# I kind of know the answer but...



## Samurai (Nov 24, 2005)

Has anybody had success repairing a cracked graphite rod?I have a Outcast rod that got hit by a rock(don't ask )and there is three cracks about 3/4" where the impact happened.The funny thing is a freind asked me to repair a simular rod about a week ago and I told him it was not worth the risk of it snapping on a big fish.This pole has special "Mana",so I'm very hesitant to just wrap another rod.I know I'm asking for alot but any feedback/help appreciated.---I was thinking about attempting a repair by laying down some epoxy over the cracks,putting a layer of wrap and then flexcoat.I figure I'd take it to the park and try to snap it on the cast.If it breaks,I hope I don't get hurt.Fishing it"as is"is out of the question.---Aloha!!


----------



## Railroader (Apr 13, 2005)

You KNOW better than that, Samurai.... 

You gotta get another rod.


----------



## narfpoit (Jun 16, 2004)

Well if it is in the thicker part of the rod down near the butt and there arent any eyes in the way you might be able to find a carbon fiber sleeve to fit over it. 
http://www.solarcomposites.com/composites/carbon fiber sleeves.html

just find one with the correct inside diameter and slip it over the area after you roughed it up with a little sand paper and then wet it out with some epoxy. This shouldnt add much weight and hopefully will keep it from exploding on you. But really it all depends on how bad it was damaged to begin with.


----------



## Samurai (Nov 24, 2005)

Railroader said:


> You KNOW better than that, Samurai....
> 
> You gotta get another rod.


I was hoping someone had a magic wand I could wave over it and a few voodoo chants and kapoof,new rod. In my mind I know I need a new blank but just don't want to admit it.---The problem is if I go get a new blank,I'm bound to come home with two more and probally a new reel.Wait,now how is that bad?---Aloha!!


----------



## Fisher (May 22, 2006)

*Aloha!*



Samurai said:


> I was hoping someone had a magic wand I could wave over it and a few voodoo chants and kapoof,new rod. In my mind I know I need a new blank but just don't want to admit it.---The problem is if I go get a new blank,I'm bound to come home with two more and probally a new reel.Wait,now how is that bad?---Aloha!!

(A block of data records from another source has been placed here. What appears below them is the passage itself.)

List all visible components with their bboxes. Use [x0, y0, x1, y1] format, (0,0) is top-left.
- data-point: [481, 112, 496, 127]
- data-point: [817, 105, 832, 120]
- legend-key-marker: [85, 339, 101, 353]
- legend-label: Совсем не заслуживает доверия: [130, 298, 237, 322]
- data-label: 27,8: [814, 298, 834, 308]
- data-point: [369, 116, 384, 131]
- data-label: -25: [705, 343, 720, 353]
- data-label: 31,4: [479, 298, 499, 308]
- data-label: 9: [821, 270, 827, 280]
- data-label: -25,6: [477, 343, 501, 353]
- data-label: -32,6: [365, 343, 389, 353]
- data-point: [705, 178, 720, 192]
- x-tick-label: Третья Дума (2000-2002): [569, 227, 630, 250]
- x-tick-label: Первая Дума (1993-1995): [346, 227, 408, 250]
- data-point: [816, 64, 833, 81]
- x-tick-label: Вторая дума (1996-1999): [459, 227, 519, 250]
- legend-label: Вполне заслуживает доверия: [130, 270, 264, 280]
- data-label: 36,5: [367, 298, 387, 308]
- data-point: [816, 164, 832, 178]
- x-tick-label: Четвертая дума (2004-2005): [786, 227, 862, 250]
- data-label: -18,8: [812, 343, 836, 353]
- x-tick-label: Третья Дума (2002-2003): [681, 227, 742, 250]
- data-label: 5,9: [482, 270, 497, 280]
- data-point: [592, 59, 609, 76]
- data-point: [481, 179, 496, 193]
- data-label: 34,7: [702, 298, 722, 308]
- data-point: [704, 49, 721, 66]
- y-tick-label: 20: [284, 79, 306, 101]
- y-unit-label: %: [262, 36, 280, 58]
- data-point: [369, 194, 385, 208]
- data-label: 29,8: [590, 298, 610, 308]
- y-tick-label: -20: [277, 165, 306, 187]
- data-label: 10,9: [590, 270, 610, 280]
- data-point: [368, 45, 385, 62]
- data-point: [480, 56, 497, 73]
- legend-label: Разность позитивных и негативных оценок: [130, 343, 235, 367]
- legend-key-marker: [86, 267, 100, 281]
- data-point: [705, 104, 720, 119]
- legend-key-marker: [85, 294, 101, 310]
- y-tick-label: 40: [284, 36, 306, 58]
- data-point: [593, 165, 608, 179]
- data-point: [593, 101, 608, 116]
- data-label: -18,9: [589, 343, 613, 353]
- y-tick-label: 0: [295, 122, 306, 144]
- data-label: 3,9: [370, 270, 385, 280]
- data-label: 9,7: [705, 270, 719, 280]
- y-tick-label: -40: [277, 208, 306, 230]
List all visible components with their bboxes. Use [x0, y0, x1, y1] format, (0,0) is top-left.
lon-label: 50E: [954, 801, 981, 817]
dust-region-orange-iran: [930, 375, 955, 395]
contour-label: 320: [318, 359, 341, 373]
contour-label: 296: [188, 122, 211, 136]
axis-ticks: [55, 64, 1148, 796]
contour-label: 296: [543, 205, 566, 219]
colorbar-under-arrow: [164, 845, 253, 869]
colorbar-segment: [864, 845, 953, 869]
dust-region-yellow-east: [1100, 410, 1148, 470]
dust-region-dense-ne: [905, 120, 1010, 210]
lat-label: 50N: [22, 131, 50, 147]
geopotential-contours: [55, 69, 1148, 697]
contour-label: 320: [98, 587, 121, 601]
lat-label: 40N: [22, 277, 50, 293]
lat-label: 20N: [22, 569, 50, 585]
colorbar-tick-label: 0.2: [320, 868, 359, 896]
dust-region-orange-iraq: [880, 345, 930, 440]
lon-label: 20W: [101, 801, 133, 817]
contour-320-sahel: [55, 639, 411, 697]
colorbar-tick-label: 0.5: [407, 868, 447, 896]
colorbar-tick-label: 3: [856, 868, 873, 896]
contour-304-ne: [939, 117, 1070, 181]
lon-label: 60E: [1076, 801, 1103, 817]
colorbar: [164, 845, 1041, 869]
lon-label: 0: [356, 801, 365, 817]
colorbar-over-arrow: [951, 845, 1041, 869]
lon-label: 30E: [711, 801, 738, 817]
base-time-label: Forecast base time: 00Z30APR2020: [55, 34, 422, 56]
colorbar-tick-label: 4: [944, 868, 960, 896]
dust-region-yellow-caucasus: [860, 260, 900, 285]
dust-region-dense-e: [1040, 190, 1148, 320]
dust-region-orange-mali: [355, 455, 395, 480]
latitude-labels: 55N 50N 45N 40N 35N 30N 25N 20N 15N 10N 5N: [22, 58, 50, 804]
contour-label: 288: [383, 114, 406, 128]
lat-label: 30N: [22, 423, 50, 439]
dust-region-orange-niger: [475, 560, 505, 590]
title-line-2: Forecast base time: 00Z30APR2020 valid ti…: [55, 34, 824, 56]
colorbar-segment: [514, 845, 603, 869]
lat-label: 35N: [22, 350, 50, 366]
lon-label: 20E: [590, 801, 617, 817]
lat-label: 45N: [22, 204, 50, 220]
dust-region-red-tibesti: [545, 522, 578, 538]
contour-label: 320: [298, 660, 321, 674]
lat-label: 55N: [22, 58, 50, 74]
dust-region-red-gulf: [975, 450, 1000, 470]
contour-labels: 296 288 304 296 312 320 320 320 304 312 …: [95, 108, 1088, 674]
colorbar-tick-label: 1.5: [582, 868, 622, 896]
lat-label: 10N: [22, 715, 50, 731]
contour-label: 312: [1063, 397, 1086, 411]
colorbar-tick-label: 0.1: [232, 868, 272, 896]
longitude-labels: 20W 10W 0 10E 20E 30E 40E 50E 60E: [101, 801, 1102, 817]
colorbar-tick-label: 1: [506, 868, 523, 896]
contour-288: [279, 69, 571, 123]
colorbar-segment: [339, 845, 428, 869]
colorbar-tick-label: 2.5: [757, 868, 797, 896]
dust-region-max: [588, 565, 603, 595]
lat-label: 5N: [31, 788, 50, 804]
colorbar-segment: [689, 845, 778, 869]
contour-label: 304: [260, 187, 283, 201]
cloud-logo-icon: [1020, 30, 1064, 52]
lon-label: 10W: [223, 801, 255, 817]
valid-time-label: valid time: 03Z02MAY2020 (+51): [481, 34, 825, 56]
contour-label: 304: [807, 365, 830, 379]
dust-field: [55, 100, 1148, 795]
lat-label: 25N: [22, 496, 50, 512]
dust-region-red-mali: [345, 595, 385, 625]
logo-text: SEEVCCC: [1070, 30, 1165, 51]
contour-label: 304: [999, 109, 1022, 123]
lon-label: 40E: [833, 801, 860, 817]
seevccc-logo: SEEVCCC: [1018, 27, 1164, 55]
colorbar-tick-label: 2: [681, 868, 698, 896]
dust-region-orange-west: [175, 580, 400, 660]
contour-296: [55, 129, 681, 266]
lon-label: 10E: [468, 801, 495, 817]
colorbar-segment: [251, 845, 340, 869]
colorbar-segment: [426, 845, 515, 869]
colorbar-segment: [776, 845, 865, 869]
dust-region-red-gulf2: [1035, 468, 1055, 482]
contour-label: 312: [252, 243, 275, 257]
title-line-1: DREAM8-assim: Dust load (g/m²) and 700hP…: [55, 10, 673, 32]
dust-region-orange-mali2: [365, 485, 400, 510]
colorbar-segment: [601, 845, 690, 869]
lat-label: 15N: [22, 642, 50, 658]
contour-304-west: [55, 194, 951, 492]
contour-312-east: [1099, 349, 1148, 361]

Actually there is a voodo chant I know to mend fishing rods that have been damaged by a big stone! It goes like this;I...M....A....T...T..hocus pocus malle malle who u . rod be gone!! Dude your in hawaii


----------



## Ed K (Mar 1, 2007)

go to www.rodbuilding.org and do a search on blank repair they have a lot of good info. you might be able to save it.


----------